Critics also pilloried Vigée-Le Brun for her very presence in the 1783 Salon. For many, it was impossible to believe that a woman could—or would—display her professional achievements so publicly as in the Salon. She was scathing as it was; this review points to one of the profound contradictions of Vigée-Le Brun’s work. By professionalizing and publicizing her talent, Vigée-Le Brun was breaching the Rousseauian ideas she championed. Despite his efforts to liberate humanity, Rousseau was “very conservative” toward women. Both parents were necessary for the stable rearing of a child—but a woman’s role was purely domestic. It did not extend beyond the crucial bearing, nurturing, and nourishing of offspring.

Vigée-Le Brun reasoned that men's rights must logically include women's rights. For this, Vigée-Le Brun deserves recognition as a critical painter of 18th-century France—or maybe something more. Her move into the public domain was so radical for a woman.

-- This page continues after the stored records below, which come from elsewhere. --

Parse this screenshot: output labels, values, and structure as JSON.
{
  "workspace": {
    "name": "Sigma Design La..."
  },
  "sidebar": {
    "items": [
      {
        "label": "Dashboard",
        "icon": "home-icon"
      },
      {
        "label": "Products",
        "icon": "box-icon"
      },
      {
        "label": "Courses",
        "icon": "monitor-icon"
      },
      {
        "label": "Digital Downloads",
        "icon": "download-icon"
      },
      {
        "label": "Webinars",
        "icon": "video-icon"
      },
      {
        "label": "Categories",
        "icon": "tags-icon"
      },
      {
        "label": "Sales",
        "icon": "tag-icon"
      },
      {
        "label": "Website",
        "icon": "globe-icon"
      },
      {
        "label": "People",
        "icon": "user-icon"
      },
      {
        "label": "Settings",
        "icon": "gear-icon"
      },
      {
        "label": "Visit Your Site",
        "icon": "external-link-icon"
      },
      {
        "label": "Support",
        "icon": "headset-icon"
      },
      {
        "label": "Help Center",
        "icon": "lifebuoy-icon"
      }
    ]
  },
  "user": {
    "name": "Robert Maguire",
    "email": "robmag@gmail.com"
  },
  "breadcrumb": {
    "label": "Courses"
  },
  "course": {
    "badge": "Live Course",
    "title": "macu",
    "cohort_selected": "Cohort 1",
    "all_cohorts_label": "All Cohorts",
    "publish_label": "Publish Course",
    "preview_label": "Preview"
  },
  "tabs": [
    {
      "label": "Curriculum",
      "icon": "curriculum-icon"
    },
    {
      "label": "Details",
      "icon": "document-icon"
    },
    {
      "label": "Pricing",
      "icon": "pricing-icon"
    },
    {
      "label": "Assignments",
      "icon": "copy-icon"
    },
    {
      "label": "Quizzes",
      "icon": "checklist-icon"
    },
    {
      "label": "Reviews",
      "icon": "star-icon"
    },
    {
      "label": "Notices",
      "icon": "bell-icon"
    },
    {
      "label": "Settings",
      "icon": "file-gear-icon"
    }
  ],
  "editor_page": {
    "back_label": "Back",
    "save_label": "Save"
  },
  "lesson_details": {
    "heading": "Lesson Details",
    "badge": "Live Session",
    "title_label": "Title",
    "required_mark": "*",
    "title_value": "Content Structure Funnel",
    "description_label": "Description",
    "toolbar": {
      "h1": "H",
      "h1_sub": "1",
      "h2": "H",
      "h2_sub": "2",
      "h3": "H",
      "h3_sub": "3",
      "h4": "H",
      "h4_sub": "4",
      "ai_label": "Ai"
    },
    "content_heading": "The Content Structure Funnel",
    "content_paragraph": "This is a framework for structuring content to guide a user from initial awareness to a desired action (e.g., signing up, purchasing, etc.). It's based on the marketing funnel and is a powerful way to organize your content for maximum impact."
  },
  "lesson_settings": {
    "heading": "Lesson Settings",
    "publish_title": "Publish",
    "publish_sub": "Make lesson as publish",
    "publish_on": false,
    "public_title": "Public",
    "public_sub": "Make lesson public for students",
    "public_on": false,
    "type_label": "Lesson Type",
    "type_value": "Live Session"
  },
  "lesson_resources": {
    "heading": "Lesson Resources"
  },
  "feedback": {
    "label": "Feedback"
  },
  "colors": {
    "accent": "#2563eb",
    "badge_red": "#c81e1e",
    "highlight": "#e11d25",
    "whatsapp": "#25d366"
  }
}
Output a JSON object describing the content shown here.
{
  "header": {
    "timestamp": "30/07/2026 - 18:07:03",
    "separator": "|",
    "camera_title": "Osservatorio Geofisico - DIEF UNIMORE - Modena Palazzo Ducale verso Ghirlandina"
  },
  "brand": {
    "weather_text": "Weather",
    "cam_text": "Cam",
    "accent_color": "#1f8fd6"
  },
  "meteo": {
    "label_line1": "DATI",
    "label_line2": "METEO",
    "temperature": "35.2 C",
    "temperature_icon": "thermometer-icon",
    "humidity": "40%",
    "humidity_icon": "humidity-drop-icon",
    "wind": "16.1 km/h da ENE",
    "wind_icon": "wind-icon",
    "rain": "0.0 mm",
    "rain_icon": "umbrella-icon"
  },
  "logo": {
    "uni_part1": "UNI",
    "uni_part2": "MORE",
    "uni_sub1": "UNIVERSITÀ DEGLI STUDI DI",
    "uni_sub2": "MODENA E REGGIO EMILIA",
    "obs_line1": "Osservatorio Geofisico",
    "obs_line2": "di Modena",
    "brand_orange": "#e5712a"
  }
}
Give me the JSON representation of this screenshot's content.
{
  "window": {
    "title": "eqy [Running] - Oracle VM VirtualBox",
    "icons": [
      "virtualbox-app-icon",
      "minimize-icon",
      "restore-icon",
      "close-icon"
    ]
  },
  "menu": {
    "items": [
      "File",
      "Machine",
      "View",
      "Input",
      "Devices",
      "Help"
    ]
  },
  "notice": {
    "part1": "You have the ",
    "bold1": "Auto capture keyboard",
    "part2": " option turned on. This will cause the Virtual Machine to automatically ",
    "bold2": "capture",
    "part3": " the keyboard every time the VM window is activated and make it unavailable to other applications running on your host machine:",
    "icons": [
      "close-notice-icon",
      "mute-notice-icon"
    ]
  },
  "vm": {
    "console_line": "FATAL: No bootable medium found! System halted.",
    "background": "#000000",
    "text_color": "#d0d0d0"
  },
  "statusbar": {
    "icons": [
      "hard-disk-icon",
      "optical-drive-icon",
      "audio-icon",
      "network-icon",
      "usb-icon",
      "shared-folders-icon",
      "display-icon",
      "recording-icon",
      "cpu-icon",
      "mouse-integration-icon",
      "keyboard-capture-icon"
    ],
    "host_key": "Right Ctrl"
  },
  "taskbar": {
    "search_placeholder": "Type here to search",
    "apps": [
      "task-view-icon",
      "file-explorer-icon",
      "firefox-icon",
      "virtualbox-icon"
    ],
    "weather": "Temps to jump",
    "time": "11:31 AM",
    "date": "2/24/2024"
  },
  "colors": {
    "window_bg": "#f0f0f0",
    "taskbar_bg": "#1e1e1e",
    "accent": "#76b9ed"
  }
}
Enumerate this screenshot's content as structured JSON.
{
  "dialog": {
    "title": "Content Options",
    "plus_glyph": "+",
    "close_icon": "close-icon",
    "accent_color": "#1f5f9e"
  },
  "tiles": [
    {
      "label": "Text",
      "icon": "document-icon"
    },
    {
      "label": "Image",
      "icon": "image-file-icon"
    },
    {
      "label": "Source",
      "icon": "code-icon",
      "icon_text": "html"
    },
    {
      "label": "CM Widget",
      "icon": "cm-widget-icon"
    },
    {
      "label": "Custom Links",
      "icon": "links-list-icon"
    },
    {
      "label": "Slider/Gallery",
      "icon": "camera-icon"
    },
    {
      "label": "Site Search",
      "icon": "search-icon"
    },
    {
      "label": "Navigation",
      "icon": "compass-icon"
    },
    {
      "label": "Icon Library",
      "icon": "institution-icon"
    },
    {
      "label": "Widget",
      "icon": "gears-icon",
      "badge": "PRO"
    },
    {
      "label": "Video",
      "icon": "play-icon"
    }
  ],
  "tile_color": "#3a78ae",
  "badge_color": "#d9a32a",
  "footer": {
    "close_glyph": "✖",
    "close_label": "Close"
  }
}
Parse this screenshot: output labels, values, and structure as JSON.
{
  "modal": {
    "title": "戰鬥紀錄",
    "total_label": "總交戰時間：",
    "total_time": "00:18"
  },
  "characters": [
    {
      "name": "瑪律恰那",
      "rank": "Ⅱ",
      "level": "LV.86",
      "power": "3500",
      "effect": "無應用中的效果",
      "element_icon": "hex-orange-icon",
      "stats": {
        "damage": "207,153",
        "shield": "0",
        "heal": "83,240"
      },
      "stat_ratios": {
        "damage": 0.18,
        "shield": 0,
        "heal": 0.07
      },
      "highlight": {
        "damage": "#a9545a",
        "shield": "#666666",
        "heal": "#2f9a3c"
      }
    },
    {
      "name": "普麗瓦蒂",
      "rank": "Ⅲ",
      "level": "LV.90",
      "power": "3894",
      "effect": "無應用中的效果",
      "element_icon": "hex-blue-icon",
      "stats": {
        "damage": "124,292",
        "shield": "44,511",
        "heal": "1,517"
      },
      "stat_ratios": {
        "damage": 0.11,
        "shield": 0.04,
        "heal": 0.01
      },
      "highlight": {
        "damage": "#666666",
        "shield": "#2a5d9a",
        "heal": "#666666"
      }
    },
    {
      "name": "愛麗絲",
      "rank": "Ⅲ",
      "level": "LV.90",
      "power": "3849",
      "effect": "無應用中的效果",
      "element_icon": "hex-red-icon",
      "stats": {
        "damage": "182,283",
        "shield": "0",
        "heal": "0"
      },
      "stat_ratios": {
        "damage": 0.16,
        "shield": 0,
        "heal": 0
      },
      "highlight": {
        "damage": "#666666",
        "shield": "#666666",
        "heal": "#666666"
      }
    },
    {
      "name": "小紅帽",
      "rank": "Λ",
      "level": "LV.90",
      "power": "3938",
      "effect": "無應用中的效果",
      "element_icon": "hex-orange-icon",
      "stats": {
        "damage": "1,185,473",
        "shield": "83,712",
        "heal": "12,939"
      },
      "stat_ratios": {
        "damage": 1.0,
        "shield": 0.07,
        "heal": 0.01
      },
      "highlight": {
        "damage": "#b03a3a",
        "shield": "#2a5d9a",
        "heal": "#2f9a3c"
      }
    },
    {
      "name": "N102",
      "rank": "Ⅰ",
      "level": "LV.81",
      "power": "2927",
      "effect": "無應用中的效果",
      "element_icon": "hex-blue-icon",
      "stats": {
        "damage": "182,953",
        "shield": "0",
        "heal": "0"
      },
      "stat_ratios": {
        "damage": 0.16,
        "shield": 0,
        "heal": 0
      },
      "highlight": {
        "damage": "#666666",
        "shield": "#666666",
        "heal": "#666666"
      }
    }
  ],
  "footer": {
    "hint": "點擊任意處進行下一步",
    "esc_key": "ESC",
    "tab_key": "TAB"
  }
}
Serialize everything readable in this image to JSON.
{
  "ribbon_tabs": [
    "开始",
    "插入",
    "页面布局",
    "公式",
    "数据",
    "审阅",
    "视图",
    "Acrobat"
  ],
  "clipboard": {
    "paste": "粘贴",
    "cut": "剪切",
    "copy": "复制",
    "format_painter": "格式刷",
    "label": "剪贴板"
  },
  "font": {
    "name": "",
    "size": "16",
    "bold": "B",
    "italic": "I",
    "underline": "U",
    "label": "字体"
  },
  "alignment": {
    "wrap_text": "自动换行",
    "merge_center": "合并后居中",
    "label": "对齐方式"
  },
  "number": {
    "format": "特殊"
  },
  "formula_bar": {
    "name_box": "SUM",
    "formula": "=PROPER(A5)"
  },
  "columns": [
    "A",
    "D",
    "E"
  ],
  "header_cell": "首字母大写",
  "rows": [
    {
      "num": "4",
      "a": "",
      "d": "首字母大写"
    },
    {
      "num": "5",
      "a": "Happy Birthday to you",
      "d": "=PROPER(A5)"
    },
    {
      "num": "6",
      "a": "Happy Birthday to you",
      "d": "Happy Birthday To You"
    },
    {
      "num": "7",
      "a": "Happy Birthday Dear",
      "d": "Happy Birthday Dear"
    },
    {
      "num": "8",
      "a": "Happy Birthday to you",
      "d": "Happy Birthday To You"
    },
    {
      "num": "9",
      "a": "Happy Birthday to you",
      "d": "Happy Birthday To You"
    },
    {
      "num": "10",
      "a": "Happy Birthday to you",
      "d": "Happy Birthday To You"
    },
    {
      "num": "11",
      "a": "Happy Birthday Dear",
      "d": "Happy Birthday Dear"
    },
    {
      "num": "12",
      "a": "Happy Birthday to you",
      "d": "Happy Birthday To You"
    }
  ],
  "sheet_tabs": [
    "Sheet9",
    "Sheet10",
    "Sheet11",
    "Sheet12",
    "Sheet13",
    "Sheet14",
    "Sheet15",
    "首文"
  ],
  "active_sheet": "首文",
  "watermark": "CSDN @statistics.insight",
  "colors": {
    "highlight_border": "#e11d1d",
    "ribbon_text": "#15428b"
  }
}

In a way, she was the most radical painter of the period.

Most paintings Élisabeth Vigée-Lebrun did are about Portrait, Nude, and other subjects.

Most of the artist's works that can be seen by the public today are now kept in museums like Château de Versailles, The State Hermitage Museum - St Petersburg, Musée du Louvre, and others.

Famous Élisabeth Vigée-Lebrun period artists include Joseph Mallord William Turner (British, 1775 -1851), William James Müller (British, 1812 -1845), Thomas Lawrence (British, 1769 -1830), William Etty (British, 1787 -1849), John Constable (British, 1776 -1837), Gilbert Stuart (American, 1755 -1828), George Morland (British, 1763 -1804), Caspar David Friedrich (German, 1774 -1840), Karl Pavlovich Brulloff (Russian, 1799 -1852), Thomas Cole (British, 1801 -1848), John Sell Cotman (British, 1782 -1842), John Hoppner (British, 1758 -1810), and others.